Mercredi 8 – + 14°. Brouillard épais ; nuit tranquille. Visite aux Trois- Fontaines. Matinée tranquille. Visite d’une Mission américaine. Le D. M. Chamberlain, financier. Avec un interprète envoyé par son Gouvernement pour se rendre compte des besoins financiers et économiques de la France. Autorisé à me dire – non pour les journaux – que dans six mois, il y aurait 1 million de soldats américains débarqués ; et 90 000 000 000 de francs (dix milliards de dollars) à notre disposition, sans amortissement du capi­tal, mais seulement de l’intérêt à payer. Ils sont venus avec nous, par huma­nité pour défendre le droit, mais aussi pour acquitter dette de reconnais­sance envers la France(1) (1775). Je lui ai fait répéter devant Mgr Neveux, que j’ai demandé à lui prudence. Je leur ai fait visiter la Cathédrale. Visite du Chanoine – Commandant (de Besançon). Promis d’aller à Saint-Jacques, dimanche 12, pour dire messe et parler aux soldats. Petit orage à 9 h.

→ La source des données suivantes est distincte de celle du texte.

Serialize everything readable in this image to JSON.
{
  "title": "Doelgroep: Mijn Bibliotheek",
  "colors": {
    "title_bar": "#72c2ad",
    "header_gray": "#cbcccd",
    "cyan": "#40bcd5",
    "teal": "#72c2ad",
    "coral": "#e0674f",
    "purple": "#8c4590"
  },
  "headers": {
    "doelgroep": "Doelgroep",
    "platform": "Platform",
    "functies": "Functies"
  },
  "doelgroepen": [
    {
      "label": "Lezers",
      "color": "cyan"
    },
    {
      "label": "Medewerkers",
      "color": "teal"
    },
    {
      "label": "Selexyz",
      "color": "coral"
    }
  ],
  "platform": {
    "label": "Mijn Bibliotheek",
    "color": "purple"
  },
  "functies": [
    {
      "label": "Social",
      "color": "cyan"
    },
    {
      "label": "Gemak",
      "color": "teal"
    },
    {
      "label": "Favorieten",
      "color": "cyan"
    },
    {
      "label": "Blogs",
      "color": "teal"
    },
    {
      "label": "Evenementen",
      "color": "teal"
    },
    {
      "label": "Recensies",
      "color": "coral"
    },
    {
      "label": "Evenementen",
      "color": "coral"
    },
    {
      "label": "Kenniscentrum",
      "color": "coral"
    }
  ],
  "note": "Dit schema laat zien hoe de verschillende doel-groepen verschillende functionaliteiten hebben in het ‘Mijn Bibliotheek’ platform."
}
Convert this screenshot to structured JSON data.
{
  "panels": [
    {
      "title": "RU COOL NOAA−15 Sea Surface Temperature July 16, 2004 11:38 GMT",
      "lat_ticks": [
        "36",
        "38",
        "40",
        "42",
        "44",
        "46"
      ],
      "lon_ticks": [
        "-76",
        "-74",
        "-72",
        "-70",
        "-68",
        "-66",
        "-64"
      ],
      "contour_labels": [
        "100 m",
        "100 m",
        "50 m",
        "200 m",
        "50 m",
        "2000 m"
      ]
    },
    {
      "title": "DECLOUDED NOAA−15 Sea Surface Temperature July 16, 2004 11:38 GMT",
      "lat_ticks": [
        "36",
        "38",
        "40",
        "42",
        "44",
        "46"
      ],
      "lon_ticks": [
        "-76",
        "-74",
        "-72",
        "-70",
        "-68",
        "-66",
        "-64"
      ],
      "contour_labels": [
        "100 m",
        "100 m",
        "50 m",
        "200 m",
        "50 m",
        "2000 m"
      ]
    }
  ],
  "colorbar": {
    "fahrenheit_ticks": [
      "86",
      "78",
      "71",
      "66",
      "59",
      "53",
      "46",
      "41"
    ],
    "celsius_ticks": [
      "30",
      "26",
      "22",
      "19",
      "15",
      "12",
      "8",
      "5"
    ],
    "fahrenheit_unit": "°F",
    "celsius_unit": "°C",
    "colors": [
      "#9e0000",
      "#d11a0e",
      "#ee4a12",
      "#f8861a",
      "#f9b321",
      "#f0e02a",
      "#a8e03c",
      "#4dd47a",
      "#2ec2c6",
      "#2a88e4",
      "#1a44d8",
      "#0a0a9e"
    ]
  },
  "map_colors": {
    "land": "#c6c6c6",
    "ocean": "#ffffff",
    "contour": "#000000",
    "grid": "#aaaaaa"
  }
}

(1) Les motivations américaines pour leur entrée tardives dans le conflit sont beaucoup plus économiques que sentimentales. Les effectifs américains qui vont arriver en Europe devront êtres armés, formés et instruits par nos soins, ce qui retardera leur entrée en jeu jusqu’à la fin du printemps de 1918
Cardinal Luçon dans son Journal de la Guerre 1914-1918, éd. par L’Académie Nationale de Reims – 1998 – TAR volume 173

Neville Chamberlain 1921 –

Mercredi 8 août

Lutte d’artillerie assez violente en Belgique, particulièrement dans le secteur de Bixchoote, et au nord de l’Aisne sur le front Hurtebise-Craonne. Aucune action d’infanterie.
En Champagne, nous avons effectué dans les lignes allemandes trois incursions qui nous ont permis d’infliger des pertes à l’ennemi et de ramener des prisonniers.
Sur la rive gauche de la Meuse, l’ennemi a prononcé une attaque sur nos positions entre le bois d’Avocourt et la cote 304. Nos tirs les ont forcés à rentrer dans leurs tranchées de départ.
Sur la rive droite de la Meuse, l’ennemi a prononcé une attaque sur nos positions du bois des Caurières. Une fraction qui avait réussi à prendre pied dans un élément de notre première ligne en a été rejetée par une contre-attaque.
Sur le front belge, canonnade, lutte de grenades vers Dixmude.
Rien d’important à signaler sur le front britannique.
En Macédoine, notre artillerie exécute des tirs de destruction dans la boucle de la Cerna.
Les Russes ont à nouveau rétrogradé à la frontière de la Bukovine et en Moldavie, au nord de Focsany. L’évacuation de Kamenetz a été prescrite.
Kérensky a formé son cabinet avec des socialistes, des progressistes et des cadets. Dans son discours inaugural au ministère, il a montré que la défense nationale devait être la première préoccupation du nouveau gouvernement.
Un sous-marin allemand ayant canonné un chalutier espagnol, la presse de Madrid montre à nouveau une vive irritattion, et M. Dato a envoyé une protestation circonstanciée à Berlin.
Au cours d’une déclaration au sénateur Lewis, le président Wilson a dit que tous pourparlers au sujet de la paix seraient actuellement oiseux et qu’il serait le premier à adopter des initiatives dans ce but, quant l’heure lui semblerait venue.